There's nothing in your problem to prefer "small is approximately zero" over "big is approximately infinite". By making the other approximation, it seems just as reasonable for someone to pay a small amount for a small but finite chance of an infinite payout.
This question reminds me of the "immovable force and unstoppable barrier" problem that some of us encountered in middle school. One's intuition is destroyed by the extremes involved, and you can easily get your thinking into a circular rut focused on one half of the problem without noticing that your debate partner is going in a symmetrical circle on the other side.
comment by Liam Goddard ·
2020-11-03T00:39:00.782Z · LW(p) · GW(p)
This might apply if you switched dollars with utility (i.e. Pascal's Mugging) but in this case, the decreasing value of dollars affects the deal. A 1/1,000,000 chance for 1,000,000 dollars isn't as valuable as a dollar, because a million dollars, while valuable, isn't exactly a million times better than one dollar.

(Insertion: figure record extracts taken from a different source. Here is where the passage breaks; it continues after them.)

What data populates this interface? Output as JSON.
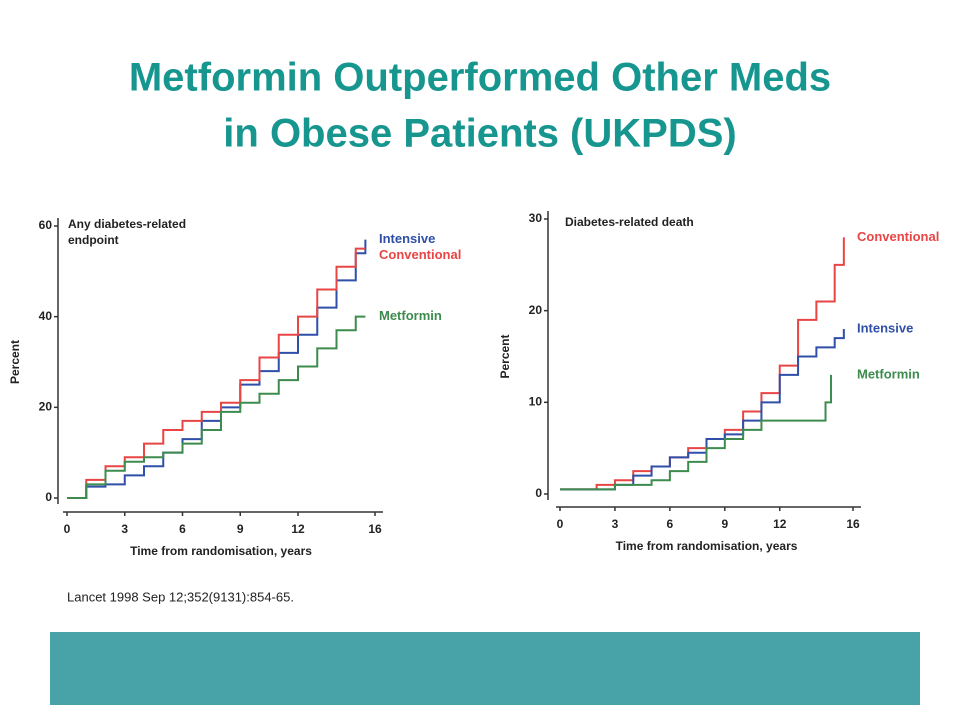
{
  "title_lines": [
    "Metformin Outperformed Other Meds",
    "in Obese Patients (UKPDS)"
  ],
  "citation": "Lancet 1998 Sep 12;352(9131):854-65.",
  "chart_data": [
    {
      "type": "line",
      "annotation": "Any diabetes-related endpoint",
      "x_label": "Time from randomisation, years",
      "y_label": "Percent",
      "xlim": [
        0,
        16
      ],
      "ylim": [
        0,
        60
      ],
      "xticks": [
        0,
        3,
        6,
        9,
        12,
        16
      ],
      "yticks": [
        0,
        20,
        40,
        60
      ],
      "series": [
        {
          "name": "Intensive",
          "color": "#2f4fa8",
          "x": [
            0,
            1,
            2,
            3,
            4,
            5,
            6,
            7,
            8,
            9,
            10,
            11,
            12,
            13,
            14,
            15,
            15.5
          ],
          "values": [
            0,
            2.5,
            3,
            5,
            7,
            10,
            13,
            17,
            20,
            25,
            28,
            32,
            36,
            42,
            48,
            54,
            57
          ]
        },
        {
          "name": "Conventional",
          "color": "#e84545",
          "x": [
            0,
            1,
            2,
            3,
            4,
            5,
            6,
            7,
            8,
            9,
            10,
            11,
            12,
            13,
            14,
            15,
            15.5
          ],
          "values": [
            0,
            4,
            7,
            9,
            12,
            15,
            17,
            19,
            21,
            26,
            31,
            36,
            40,
            46,
            51,
            55,
            55
          ]
        },
        {
          "name": "Metformin",
          "color": "#3d8c4e",
          "x": [
            0,
            1,
            2,
            3,
            4,
            5,
            6,
            7,
            8,
            9,
            10,
            11,
            12,
            13,
            14,
            15,
            15.5
          ],
          "values": [
            0,
            3,
            6,
            8,
            9,
            10,
            12,
            15,
            19,
            21,
            23,
            26,
            29,
            33,
            37,
            40,
            40
          ]
        }
      ]
    },
    {
      "type": "line",
      "annotation": "Diabetes-related death",
      "x_label": "Time from randomisation, years",
      "y_label": "Percent",
      "xlim": [
        0,
        16
      ],
      "ylim": [
        0,
        30
      ],
      "xticks": [
        0,
        3,
        6,
        9,
        12,
        16
      ],
      "yticks": [
        0,
        10,
        20,
        30
      ],
      "series": [
        {
          "name": "Conventional",
          "color": "#e84545",
          "x": [
            0,
            2,
            3,
            4,
            5,
            6,
            7,
            8,
            9,
            10,
            11,
            12,
            13,
            14,
            15,
            15.5
          ],
          "values": [
            0.5,
            1,
            1.5,
            2.5,
            3,
            4,
            5,
            6,
            7,
            9,
            11,
            14,
            19,
            21,
            25,
            28
          ]
        },
        {
          "name": "Intensive",
          "color": "#2f4fa8",
          "x": [
            0,
            3,
            4,
            5,
            6,
            7,
            8,
            9,
            10,
            11,
            12,
            13,
            14,
            15,
            15.5
          ],
          "values": [
            0.5,
            1,
            2,
            3,
            4,
            4.5,
            6,
            6.5,
            8,
            10,
            13,
            15,
            16,
            17,
            18
          ]
        },
        {
          "name": "Metformin",
          "color": "#3d8c4e",
          "x": [
            0,
            3,
            5,
            6,
            7,
            8,
            9,
            10,
            11,
            12,
            13,
            14,
            14.5,
            14.8
          ],
          "values": [
            0.5,
            1,
            1.5,
            2.5,
            3.5,
            5,
            6,
            7,
            8,
            8,
            8,
            8,
            10,
            13
          ]
        }
      ]
    }
  ]
}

comment by GuySrinivasan ·
2009-03-23T06:30:44.670Z · LW(p) · GW(p)
There are several problems. You're really looking to take free money from expected utility maximizers, not "expected value maximizers", and the equation from an expected utility maximizer's point of view is:
Expected change in utility given that I have N dollars = [U(N-1) P(no pay|X) + U(N+X+5-1) P(pay|X)] - U(N)
Key points here are the transformation of dollar winnings to utility (diminishing marginal utility of money), the fact that the expected value looks more like 5/X (not 5) dollars, and the fact that the expected utility maximizer cares about P(pay|X), not P(win the bet|X) - its estimation of your ability to pay cannot be swept under the rug, so p quickly becomes much smaller than 1/X when X is 10^100.
comment by thomblake ·
2009-03-24T20:10:27.764Z · LW(p) · GW(p)
I think this is one intuitive leap that could help:
You're supposing it's reasonable to assume that you'll never have to pay out in your lifetime. Anyone taking your bet, then, can just as much assume that they'll never win in your lifetime.
So it's as balanced as one should expect - if you obviously should offer the bet, then anyone else just as obviously shouldn't take it.
comment by Vladimir_Nesov ·
2009-03-23T17:48:33.292Z · LW(p) · GW(p)
One way to approach the derivation of expected utility is to say that any outcome is equivalent (in the preference order) to some combination of the worst possible and the best possible outcomes. So, you pick your outcome, like [eating a pie], and say that there exists a probability P such that, say, the lottery P [life in eutopia] + (1-P) [torture and death] is as preferable. As it turns out, you can use that P as utility of your event.
So, yes, if there are no problems with the possibility to pay up on the promise, playing an incredibly risky lottery is the right thing to do. Just make sure that you calculated your odds and utility correctly, which becomes trickier and trickier as the values go extreme.